Log Management and Forensic Readiness control procedure
Defining the university’s approach to log management and forensic readiness.
Log management and forensic readiness
Contents
Policy statement
This control procedure defines the university’s approach to log management and forensic readiness, and directly supports the following policy statement from the Information Security Policy:
“The university will ensure the correct and secure operations of information processing systems.”
“This will include documented operating procedures, the use of formal change and capacity management, controls against malware, defined use of logging and vulnerability management.”
Audience
This procedure is intended to be read and understood by all users accessing university information, IT systems, networks or software using any university or personally owned device.
It is of particular relevance to IT & digital and other staff who are responsible for the management of IT systems, as well as those in, or working with, Legal, Security, Academic Services and/or HR to pursue investigations.
Control statements
- Forensic readiness
- Use of digital evidence
- Collection of digital evidence
- Storage and handling of digital evidence
- Log management
Forensic readiness
Forensic readiness is the capability of an organisation to use digital evidence in an investigation into the (mis)use of its information management systems.
The requirement for forensic readiness arises from the universal use of ICT systems within the institution.
Use of digital evidence
Digital evidence is likely to feature in a wide range of investigations or disputes, including but not limited to:
- Security incidents: unauthorised access to data or the university infrastructure, tampering with or use of IT Systems, electronic attack including denial of service and malware attacks;
- Criminal activities: identity theft, fraud, deception, money laundering, blackmail, extortion, stalking, threat to national security;
- Disciplinary issues: malpractice, abuse of acceptable use policy, grievance procedures;
- Privacy issues: identity theft, compliance with the Data Protection Act and other associated legislation.

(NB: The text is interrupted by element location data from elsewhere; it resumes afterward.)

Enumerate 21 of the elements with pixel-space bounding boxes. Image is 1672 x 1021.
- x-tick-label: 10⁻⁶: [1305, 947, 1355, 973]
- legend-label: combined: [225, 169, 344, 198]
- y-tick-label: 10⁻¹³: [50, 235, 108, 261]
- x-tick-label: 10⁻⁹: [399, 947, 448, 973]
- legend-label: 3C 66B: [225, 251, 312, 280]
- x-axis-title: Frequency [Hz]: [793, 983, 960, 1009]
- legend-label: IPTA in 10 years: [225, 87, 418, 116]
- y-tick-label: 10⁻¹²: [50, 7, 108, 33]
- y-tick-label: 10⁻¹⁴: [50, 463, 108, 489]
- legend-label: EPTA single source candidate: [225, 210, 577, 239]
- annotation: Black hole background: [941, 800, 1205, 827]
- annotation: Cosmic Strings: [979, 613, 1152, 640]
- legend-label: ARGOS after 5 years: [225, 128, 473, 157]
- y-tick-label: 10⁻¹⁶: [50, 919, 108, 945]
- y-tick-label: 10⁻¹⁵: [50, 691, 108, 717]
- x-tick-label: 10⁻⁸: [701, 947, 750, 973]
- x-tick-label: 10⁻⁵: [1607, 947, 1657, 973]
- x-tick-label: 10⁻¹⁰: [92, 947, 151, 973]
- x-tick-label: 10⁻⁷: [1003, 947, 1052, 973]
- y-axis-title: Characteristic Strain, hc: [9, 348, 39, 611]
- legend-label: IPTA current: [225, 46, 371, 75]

Collection of digital evidence
All users of the university network are subject to the collection of digital logs relating to their use of information management systems. This includes the logging of web and email traffic, authentication events and database transactions.

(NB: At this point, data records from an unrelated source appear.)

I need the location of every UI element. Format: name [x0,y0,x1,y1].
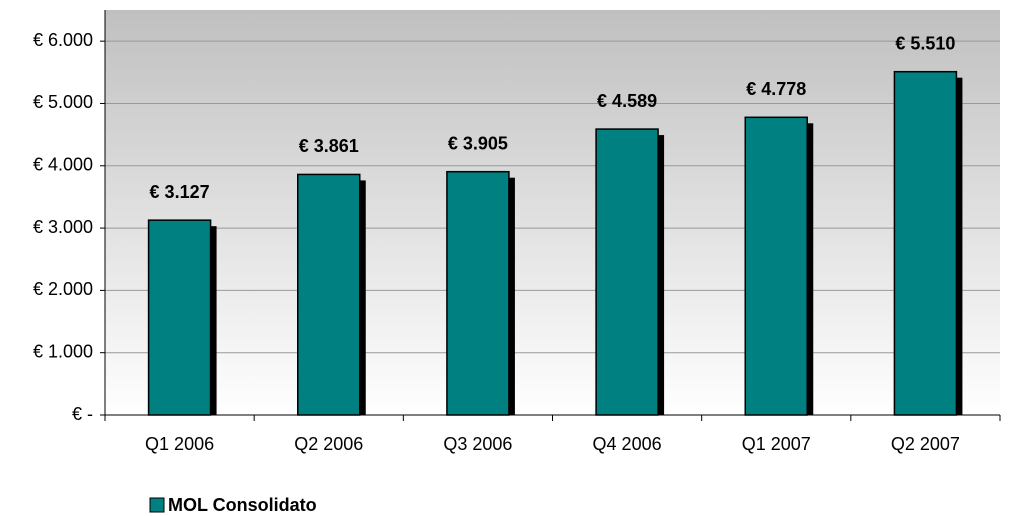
value-label: € 4.778 [746,79,806,99]
value-label: € 4.589 [597,91,657,111]
x-tick-label: Q1 2006 [145,434,214,454]
x-tick-label: Q2 2007 [891,434,960,454]
bar [297,173,361,416]
y-tick-label: € 3.000 [33,217,93,237]
value-label: € 3.127 [150,182,210,202]
value-label: € 3.861 [299,136,359,156]
x-tick-label: Q1 2007 [742,434,811,454]
plot-area [105,10,1000,415]
x-tick-label: Q3 2006 [443,434,512,454]
legend-swatch [149,497,165,513]
bar [744,116,808,416]
y-tick-label: € 5.000 [33,92,93,112]
y-tick-label: € 6.000 [33,30,93,50]
x-tick-label: Q2 2006 [294,434,363,454]
x-tick-label: Q4 2006 [593,434,662,454]
y-tick-label: € - [72,404,93,424]
y-tick-label: € 4.000 [33,155,93,175]
y-tick-label: € 2.000 [33,279,93,299]
value-label: € 3.905 [448,133,508,153]
y-tick-label: € 1.000 [33,341,93,361]
value-label: € 5.510 [895,33,955,53]
legend-label: MOL Consolidato [168,495,317,515]
bar [595,128,659,416]
bar [147,219,212,416]
bar [893,70,958,416]
bar [446,170,510,416]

Logs identified as key indicators of security incidents are processed via a Security Information and Event Monitoring (SIEM) tool. This provides an aggregated view of key logs and also generates automated alerts based on pre-configured thresholds. These alerts and the source data are key sources of evidence for investigations and may trigger the Information Security team to undertake an investigation where a key policy or procedure has been shown to have been breached.

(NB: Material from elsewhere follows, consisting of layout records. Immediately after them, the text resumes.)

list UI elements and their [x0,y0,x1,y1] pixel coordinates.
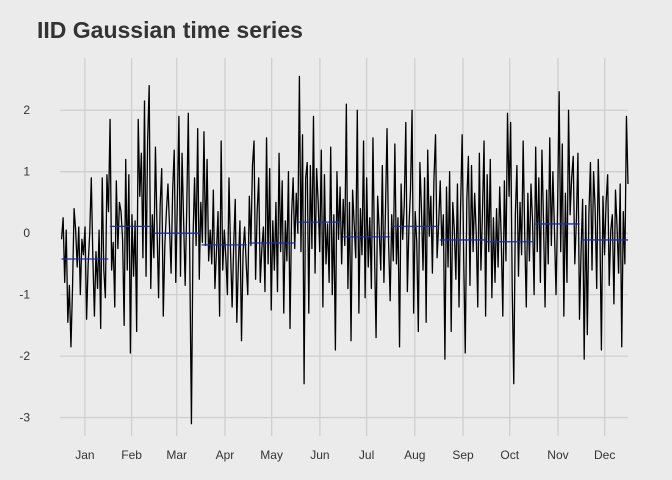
x-tick-label: Jan [75,448,94,462]
x-tick-label: May [260,448,283,462]
x-tick-label: Aug [404,448,425,462]
x-tick-label: Dec [594,448,615,462]
y-tick-label: 2 [23,103,30,117]
x-tick-label: Jul [359,448,374,462]
x-tick-label: Mar [166,448,187,462]
monthly-mean-layer [61,221,628,260]
y-tick-label: 1 [23,165,30,179]
x-axis-tick-labels: Jan Feb Mar Apr May Jun Jul Aug Sep Oct Nov Dec [75,448,615,462]
series-layer [60,75,629,425]
x-tick-label: Nov [547,448,568,462]
y-tick-label: 0 [23,226,30,240]
x-tick-label: Feb [121,448,142,462]
y-tick-label: -2 [19,349,30,363]
series-line [60,75,629,425]
y-tick-label: -3 [19,411,30,425]
x-tick-label: Sep [452,448,474,462]
x-tick-label: Apr [216,448,235,462]
chart-title: IID Gaussian time series [37,17,303,43]
x-tick-label: Oct [500,448,519,462]
x-tick-label: Jun [310,448,329,462]
y-tick-label: -1 [19,288,30,302]
y-axis-tick-labels: -3 -2 -1 0 1 2 [19,103,30,424]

IT & digital may apply a ‘legal or retention’ hold to information held within IT systems following consultation with HR and/or Legal services.
A forensic investigation is not a standalone investigation; it is an evidence-gathering exercise forming part of a broader investigation, falling under university policies concerning code of conduct, admission, discipline, grievance or dignity at work, etc. Authorisation to provide forensic evidence therefore needs to be gathered in accordance with the policy under which it is being requested.
The decision concerning what is requested for the purposes of an investigation will be set out within the specific Terms of Reference for a forensic investigation for formal investigations, specified by the investigator, or a request under Data Protection legislation from third-party agencies involved in combating crime.
Complex or large-scale investigations may require an investigation team to be appointed. Where possible this will remain in-house, however, it may be necessary to include third-party services/expertise as required but managed by the university to retain responsibility for the data.
Storage and handling of digital evidence
Digital evidence must be stored and handled securely if it is to be admissible as part of a formal investigation. To ensure that all digital evidence is stored and handled in a manner that maximises its integrity, a number of steps should be taken:
- Only authorised personnel should have access to digital evidence and it should only be accessed in accordance with this policy.
- The location of digital evidence should remain confidential and secure.
- Digital evidence must not be removed from university systems without the approval of the Information Security team
- The Information Security team will log all evidence collected. This will involve holding details regarding the date on which the evidence was requested, stored and submitted as well as the name of the owner/person who submitted the request.
- The handling of any piece of digital evidence should be logged. This log should include the reason for using the data, the person who accessed it and the date and time it was accessed.
- The recovery and analysis of digital evidence should be completed in accordance with this policy ensuring it is. systematic and standardised in order to ensure the admissibility of that evidence if required in a legal or disciplinary case.
- Use of digital evidence for reasons other than those stated may be viewed as a violation of data privacy legislation.
Log management
Log files will, where possible, be retained for 13 months for all university systems. If logs are retained for longer than this, they will be retained with a statement supporting their retention. The Information Security Team will handle log files retained as part of an ongoing investigation in line with the principles above.
Consideration must be given to log file creation, access and retention when establishing cloud services.
Compliance
Failure to comply with this procedure could result in action in line with the university’s disciplinary procedure or performance improvement procedure.
Compliance checks will be undertaken by the university’s Information Governance functions. The results of compliance checks, their risk assessment and their remediation will be managed by the Information Governance Board.
Related documents
This control procedure needs to be understood in the context of the other policies and procedures constituting the university’s Information Security Management System.
Browse Information Security policies and control procedures
Review
A review of this policy will be undertaken by the Information Security team annually or more frequently as required, and will be approved by the Information Governance Board.